If Maneka Gandhi does indeed presuppose this, it would suggest
either plain silliness, or else something even more implausible -
that she epitomises the suffering Hindu widow who continues to be
in love with her husband and will go to even sillier lengths to
defend his reputation. It would, at any rate, seem judicious for
the British courts to ask Maneka Gandhi this question before they
dismiss her plea - it is certainly a question that readers of the
biography want to ask: What kind of reputation is she trying to
defend anyway?
The fact of the matter is that the Frank biography, which seems
reasonably solidly based on archives even if not on interviews -
at least two people, B. K. Nehru and Mrs. Rupika Chawla, have
cast doubt on the accuracy of its interviews - merely confirms
what most Indians who lived through the Emergency have long
believed, namely that Sanjay Gandhi was a mollycoddled heir
apparent who, rather like the children of several contemporary
politicians, blossomed into an enterprising political businessman
under the shadow of a blindly doting parent. To such Indians, who
were overjoyed by the electoral come-uppance given to Mother and
Son after the Emergency, it has come as no surprise to read in
the Frank biography what the law has compelled us merely to
suspect without being able to voice - that Sanjay Gandhi was only
an English-medium version of the Hindi-Hindu political hoods who
hold sway in the cow belt.
It cannot be doubted that Maneka Gandhi's heart bled for her
husband on the day he died. In this she was joined perhaps only
by the dead man's mother and their friends and cronies: the
country merely breathed a silent sigh of relief. It is now high
time Maneka Gandhi stopped her bleeding heart, it does not wash.

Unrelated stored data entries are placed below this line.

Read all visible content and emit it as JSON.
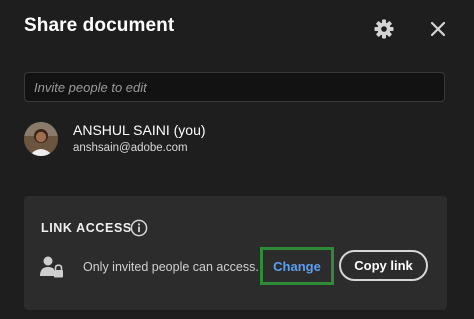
{
  "dialog": {
    "title": "Share document"
  },
  "invite": {
    "placeholder": "Invite people to edit",
    "value": ""
  },
  "user": {
    "name": "ANSHUL SAINI (you)",
    "email": "anshsain@adobe.com"
  },
  "link_access": {
    "label": "LINK ACCESS",
    "status": "Only invited people can access.",
    "change_label": "Change",
    "copy_label": "Copy link"
  },
  "icons": {
    "settings": "gear-icon",
    "close": "close-icon",
    "info": "info-icon",
    "access": "lock-person-icon"
  },
  "colors": {
    "background": "#1e1e1e",
    "panel": "#2c2c2c",
    "link": "#5b9ff0",
    "highlight": "#2e8b36"
  }
}
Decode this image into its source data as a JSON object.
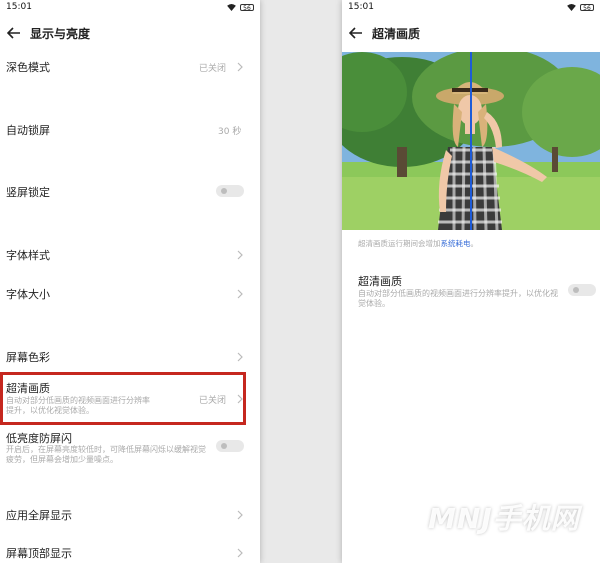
{
  "colors": {
    "highlight": "#c5271f",
    "link": "#3a6fd8",
    "muted": "#aaaaaa"
  },
  "left": {
    "status": {
      "time": "15:01",
      "battery": "56"
    },
    "header": {
      "title": "显示与亮度"
    },
    "items": [
      {
        "title": "深色模式",
        "value": "已关闭"
      },
      {
        "title": "自动锁屏",
        "value": "30 秒"
      },
      {
        "title": "竖屏锁定"
      },
      {
        "title": "字体样式"
      },
      {
        "title": "字体大小"
      },
      {
        "title": "屏幕色彩"
      },
      {
        "title": "超清画质",
        "desc": "自动对部分低画质的视频画面进行分辨率提升，以优化视觉体验。",
        "value": "已关闭"
      },
      {
        "title": "低亮度防屏闪",
        "desc": "开启后，在屏幕亮度较低时，可降低屏幕闪烁以缓解视觉疲劳，但屏幕会增加少量噪点。"
      },
      {
        "title": "应用全屏显示"
      },
      {
        "title": "屏幕顶部显示"
      }
    ]
  },
  "right": {
    "status": {
      "time": "15:01",
      "battery": "56"
    },
    "header": {
      "title": "超清画质"
    },
    "note": {
      "text": "超清画质运行期间会增加",
      "link": "系统耗电",
      "end": "。"
    },
    "setting": {
      "title": "超清画质",
      "desc": "自动对部分低画质的视频画面进行分辨率提升，以优化视觉体验。"
    }
  },
  "watermark": "MNJ手机网"
}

It may even nurture in the Indian reading public a strong
suspicion that she wants not so much to kill a book as make a
killing in the market. As it is, she has deprived us of the
pleasure of reading Khushwant Singh's autobiography by stopping
its publication in an Indian court. To root for Katherine Frank
and her publishers in this context would be to give three cheers
for the unhindered publication of enjoyable biography and
intellectual freedom.
Ever since Sanjay and Indira Gandhi died, we have become used to
these cultural virtues and do not want them dampened by yet
another misguided Gandhi. Good sense would suggest that it is
best to let sleeping dogs lie. Maneka can only lose repute by
stoking up her connection with Sanjay Gandhi, whereas she might
actually gain some if she has the intelligence to drop these
unconvincing book cases and goes back to loving the animal
kingdom.
Rukun Advani is the author of Beethoven Among the Cows and runs
Permanent Black, a publishing company in New Delhi.